- Associated Press - Tuesday, July 26, 2011

WASHINGTON — Lawmakers dug in Tuesday for what is shaping up to be a protracted fight over legislation necessary to end a partial shutdown of the Federal Aviation Administration even as the economic and social consequences of the shutdown widened.

Transportation Secretary Ray LaHood said he was unaware of any negotiations to end the legislative stalemate between the House and Senate that permitted the FAA’s operating authority to expire at midnight on Friday.

The administration hopes to persuade House Republicans to reach a compromise by publicizing the airport projects that have been halted and workers that have been laid off in their districts due to the shutdown, he told The Association Press in an interview.

Thus far, there’s been no movement, but he remains hopeful, LaHood said.

The FAA has furloughed nearly 4,000 workers, stopped the processing of about $2.5 billion in airport construction grants, and issued stop work orders to construction and other contractors on more than 150 projects, from airport towers to runway safety lights.

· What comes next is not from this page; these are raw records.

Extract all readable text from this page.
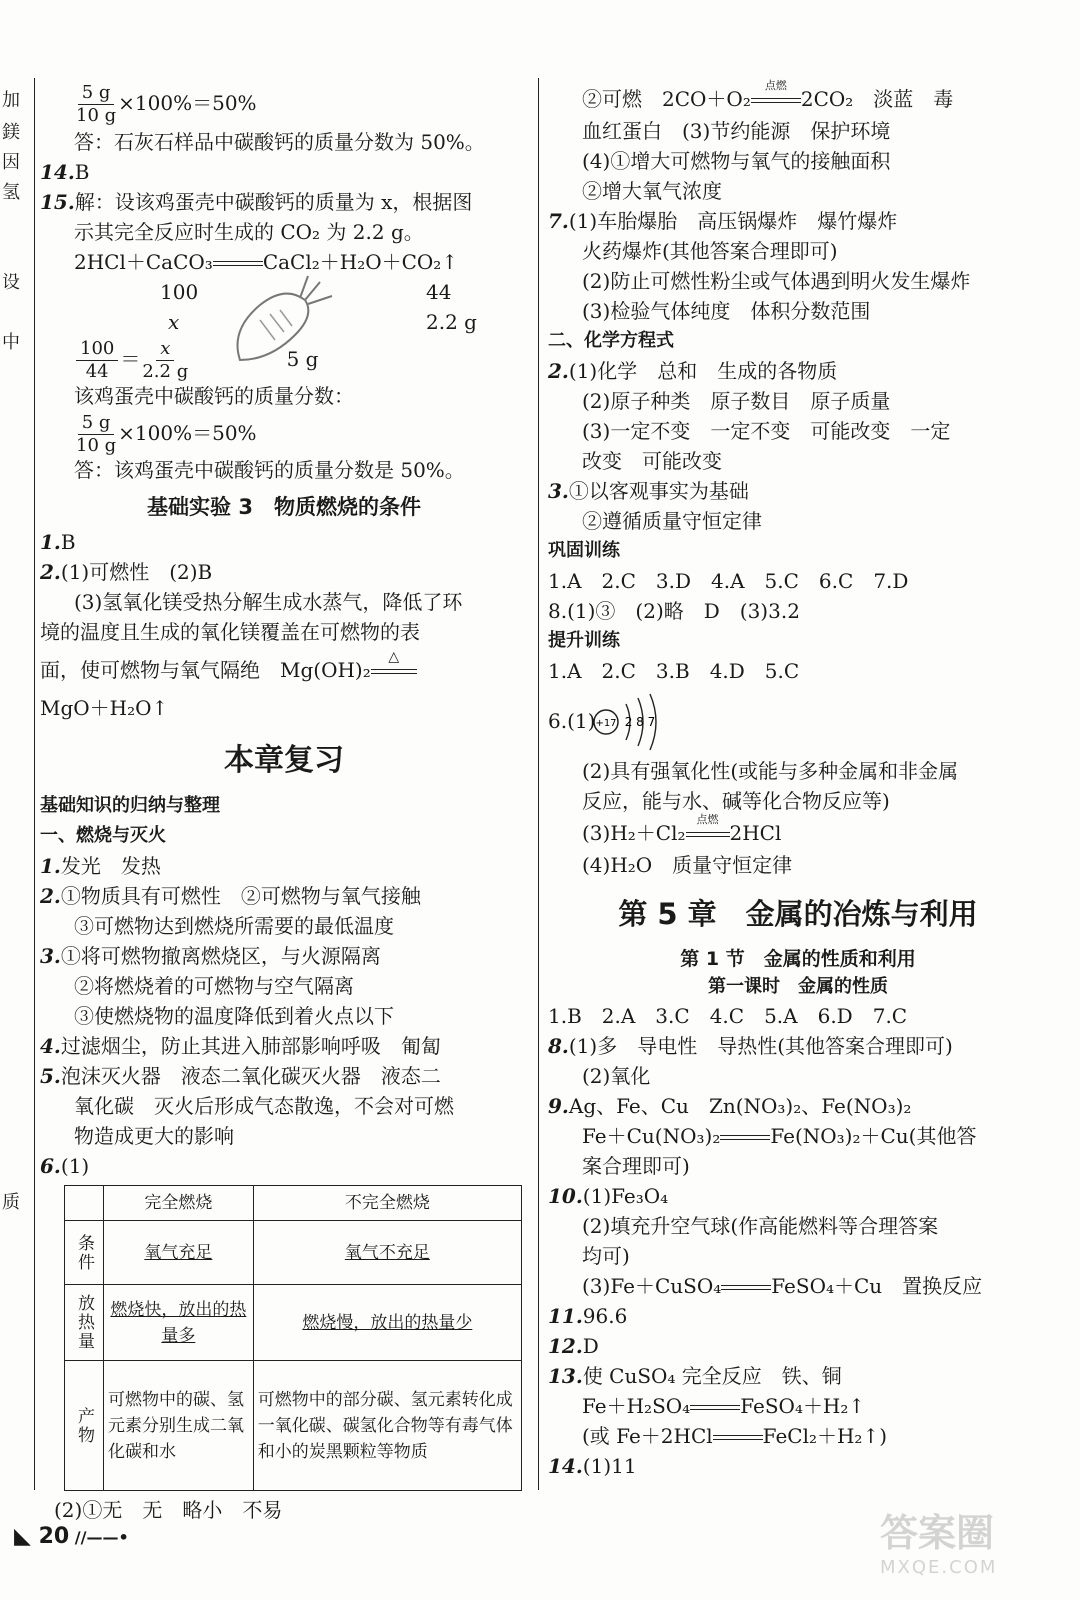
加
鎂
因
氢
设
中
质
$\frac{5 g}{10 g} \times 100\%=50\%$
答：石灰石样品中碳酸钙的质量分数为 50%。
14.B
15.解：设该鸡蛋壳中碳酸钙的质量为 x，根据图
示其完全反应时生成的 CO₂ 为 2.2 g。
2HCl＋CaCO₃	CaCl₂＋H₂O＋CO₂↑
100	44
x	2.2 g
$\frac{100}{44} = \frac{x}{2.2 g}$	5 g
该鸡蛋壳中碳酸钙的质量分数：
$\frac{5 g}{10 g} \times 100\%=50\%$
答：该鸡蛋壳中碳酸钙的质量分数是 50%。
基础实验 3　物质燃烧的条件
1.B
2.(1)可燃性　(2)B
(3)氢氧化镁受热分解生成水蒸气，降低了环
境的温度且生成的氧化镁覆盖在可燃物的表
面，使可燃物与氧气隔绝　Mg(OH)₂
△
MgO＋H₂O↑
本章复习
基础知识的归纳与整理
一、燃烧与灭火
1.发光　发热
2.①物质具有可燃性　②可燃物与氧气接触
③可燃物达到燃烧所需要的最低温度
3.①将可燃物撤离燃烧区，与火源隔离
②将燃烧着的可燃物与空气隔离
③使燃烧物的温度降低到着火点以下
4.过滤烟尘，防止其进入肺部影响呼吸　匍匐
5.泡沫灭火器　液态二氧化碳灭火器　液态二
氧化碳　灭火后形成气态散逸，不会对可燃
物造成更大的影响
6.(1)
	完全燃烧	不完全燃烧
条件	氧气充足	氧气不充足
放热量	燃烧快，放出的热量多	燃烧慢，放出的热量少
产物	可燃物中的碳、氢元素分别生成二氧化碳和水	可燃物中的部分碳、氢元素转化成一氧化碳、碳氢化合物等有毒气体和小的炭黑颗粒等物质
(2)①无　无　略小　不易
②可燃　2CO＋O₂
点燃
2CO₂　淡蓝　毒
血红蛋白　(3)节约能源　保护环境
(4)①增大可燃物与氧气的接触面积
②增大氧气浓度
7.(1)车胎爆胎　高压锅爆炸　爆竹爆炸
火药爆炸(其他答案合理即可)
(2)防止可燃性粉尘或气体遇到明火发生爆炸
(3)检验气体纯度　体积分数范围
二、化学方程式
2.(1)化学　总和　生成的各物质
(2)原子种类　原子数目　原子质量
(3)一定不变　一定不变　可能改变　一定
改变　可能改变
3.①以客观事实为基础
②遵循质量守恒定律
巩固训练
1.A　2.C　3.D　4.A　5.C　6.C　7.D
8.(1)③　(2)略　D　(3)3.2
提升训练
1.A　2.C　3.B　4.D　5.C
6.(1)
(2)具有强氧化性(或能与多种金属和非金属
反应，能与水、碱等化合物反应等)
(3)H₂＋Cl₂
点燃
2HCl
(4)H₂O　质量守恒定律
第 5 章　金属的冶炼与利用
第 1 节　金属的性质和利用
第一课时　金属的性质
1.B　2.A　3.C　4.C　5.A　6.D　7.C
8.(1)多　导电性　导热性(其他答案合理即可)
(2)氧化
9.Ag、Fe、Cu　Zn(NO₃)₂、Fe(NO₃)₂
Fe＋Cu(NO₃)₂	Fe(NO₃)₂＋Cu(其他答
案合理即可)
10.(1)Fe₃O₄
(2)填充升空气球(作高能燃料等合理答案
均可)
(3)Fe＋CuSO₄	FeSO₄＋Cu　置换反应
11.96.6
12.D
13.使 CuSO₄ 完全反应　铁、铜
Fe＋H₂SO₄	FeSO₄＋H₂↑
(或 Fe＋2HCl	FeCl₂＋H₂↑)
14.(1)11
+17 2 8 7
◣ 20 ∕∕——•	答案圈
MXQE.COM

The agency issued dozens more stop work orders on Tuesday. At least hundreds, and perhaps thousands, of private sector workers have been affected.

“It’s frustrating,” said Mike MacDonald, regional vice president of an FAA union representing nearly 1,200 engineers, architects, technicians and other workers who have been furloughed. “Why are we being used as pawns in this political game that has nothing to do with us?”

Most of his union’s members “are like me — middle-aged with mortgages, kids in college and car loans,” said MacDonald, 54, who has also been laid off. “It’s scary.”

Sen. Frank Lautenberg, New Jersey Democrat, said he’s concerned that Washington officials and the public have been so focused on the national debt crisis, that the FAA shutdown — which is unrelated — isn’t receiving the attention it deserves.

“This is a very serious problem, but it is hard to rise above the din,” he told reporters. More than 600 furloughed FAA employees worked at the agency’s research and technical center in Egg Harbor, N.J.

GOP senators confirmed their intention to continue to block legislation to restore FAA’s operating authority unless Democrats give ground on Republican proposals to cut air service subsidies to rural communities and to make it more difficult for airline workers to unionize.

Sen. Tom Coburn, Oklahoma Republican, said he will use Senate procedures to hold up the legislation unless it also includes cuts to the Essential Air Service program, which was set up more than three decades ago to ensure airline service on less profitable routes to remote communities. Critics complain that in some cases the subsidies are too high — more than $1,000 per person — or that some the communities are now within 90 miles of a hub airport, reducing their need for subsidies.

A Republican-sponsored bill passed by the House last week to extend FAA authority through Sept. 16 included a provision to cut $16.5 million in air service subsidies. FAA has a $16 billion budget this year.

Senate Democrats objected, saying Republicans were trying to use the subsidies provision to enact policy changes that haven’t been agreed to by negotiators and to prod Democrats to compromise on the labor provision.

The labor provision is contained in a long-term funding plan for the FAA passed by the House in April. The Senate passed a similar bill in February without the provision. Democrats have insisted Republicans drop the labor provision before they will negotiate on a handful of other contentious issues in the long-term funding plan, including the air service subsidies.

Sen. Orrin Hatch, Utah Republican, who blocked a Democratic effort Friday to extend FAA’s operating authority without cutting subsidies, told reporters he doesn’t expect to change his position “until they quit playing around with labor law.”

Also Tuesday, Democratic Sens. Jay Rockefeller of West Virginia, chairman of the Senate committee that oversees FAA’s budget, and Maria Cantwell of Washington, who chairs the aviation subcommittee, sent a letter to airline industry officials complaining that airlines have raised fares during the tax holiday created by the FAA shutdown.

Airlines’ authority to collect ticket taxes expired at midnight Friday along with FAA’s operating authority. By Saturday night, nearly all the major U.S. airlines had raised fares to offset taxes that expired the night before, including American, United, Continental, Delta, US Airways, Southwest, AirTran and JetBlue.

Among the few airlines that didn’t raise fares were Virgin America, Frontier and Alaska. The expiring taxes can total $25 or more on a typical $300 round-trip ticket.

“Consumers pay these taxes and fees to support the aviation system and it is patently unfair for the industry to charge them to travelers and not have them see any benefit,” the senators wrote.

They urged airlines to either put their profits into an account to be used to support federal aviation programs or roll back the fare increases.

Industry officials were unrepentant.

“Customers are not impacted and are paying the same ticket prices they were last week,” Air Transport Association spokeswoman Jean Medina said.